Любопытство Бергманна переходило всякие границы. Мало ему было влезть в душу к своей секретарше, ему понадобились подробности жизни ее семьи: он уже знал и об отце, причинившем Дороти немало горя, и о тетке, служившей в похоронном бюро и крутившей любовь с мужем своей сестры. Поначалу мне не верилось, что скромница и тихоня Дороти сама посвятила его в такие деликатные подробности, и я решил, что Бергманн все выдумал. Но однажды я присутствовал при их разговоре. Речь шла о Клеме.
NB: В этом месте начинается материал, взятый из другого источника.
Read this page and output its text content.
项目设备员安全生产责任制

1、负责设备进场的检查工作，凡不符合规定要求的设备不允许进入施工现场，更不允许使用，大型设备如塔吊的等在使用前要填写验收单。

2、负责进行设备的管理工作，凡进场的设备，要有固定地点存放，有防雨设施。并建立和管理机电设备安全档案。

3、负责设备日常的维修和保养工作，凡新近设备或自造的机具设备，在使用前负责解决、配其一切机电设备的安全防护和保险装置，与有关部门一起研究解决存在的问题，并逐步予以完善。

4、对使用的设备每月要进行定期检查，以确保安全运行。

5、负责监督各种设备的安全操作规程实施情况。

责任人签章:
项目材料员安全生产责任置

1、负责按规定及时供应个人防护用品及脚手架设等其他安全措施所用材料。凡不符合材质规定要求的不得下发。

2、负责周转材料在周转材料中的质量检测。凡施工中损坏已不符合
Когда Дороти опять расплакалась, Бергманн по-отечески похлопал ее по плечу и пробормотал: "Все уладится, дитя мое. Забудь об этом. Все пройдет".
Он обожал читать мне лекции о Любви. "Когда в женщине пробуждается Женщина, когда она встречает своего Единственного человека, происходит чудо, настоящее чудо. Вы не представляете… Чувственная любовь - это целый мир. То, что лежит на поверхности, что видно глазу, - это все суета! Любовь - это неисчерпаемые, бездонные копи. Ты проникаешь все глубже, все дальше. Переходы, пещеры, напластования. Тебе открываются геологические эпохи. По крупицам ты воссоздаешь ее жизнь, жизнь ее прежних любовников, узнаешь о ней то, что неведомо ей самой, обретаешь знание, которое упаси тебя бог перед ней обнаружить…"
- Испокон веку повелось, - продолжал вещать Бергманн, - что мужчина не может существовать без женщины. Особенно если он творец, одержимый какой-то идеей, живущий своим внутренним миром, миром образов и настроений. Женщина необходима ему как воздух. Я говорю не о плотской любви, в моем возрасте она не имеет слишком уж принципиального значения. Мужчина живет в вымышленном мире. Но ему необходима женская аура, ее присутствие, ее аромат. Женщины такие вещи угадывают издалека. Они чуют это сразу и идут на древний зов, как послушные лошади. - Мой собеседник, помолчав, усмехнулся. - Забавно, старый еврей Сократ поучает молодую кровь. Не отвертеться мне от чаши с цикутой, это как пить дать.
В странной оторванности протекала наша жизнь в этой душной комнатенке. Втроем мы образовали замкнутый мирок, существующий как бы отдельно от Лондона, Европы, от тридцать третьего года. Дороти, ангел во плоти, сбивалась с ног, силясь как-то упорядочить наше существование, но все ее хлопоты сводились на нет. Попытки разобрать груды бумаг приводили к еще большему хаосу. Бергманн никогда не мог членораздельно объяснить, что он ищет, и поэтому не было никакой возможности ему объяснить, где лежит это что-то. Он каждый раз взрывался. "Кошмар! Кошмар! Вы сговорились меня уморить. Слов не хватает! Бред! Полный бред!" После этой содержательной тирады он погружался в сердитое молчание.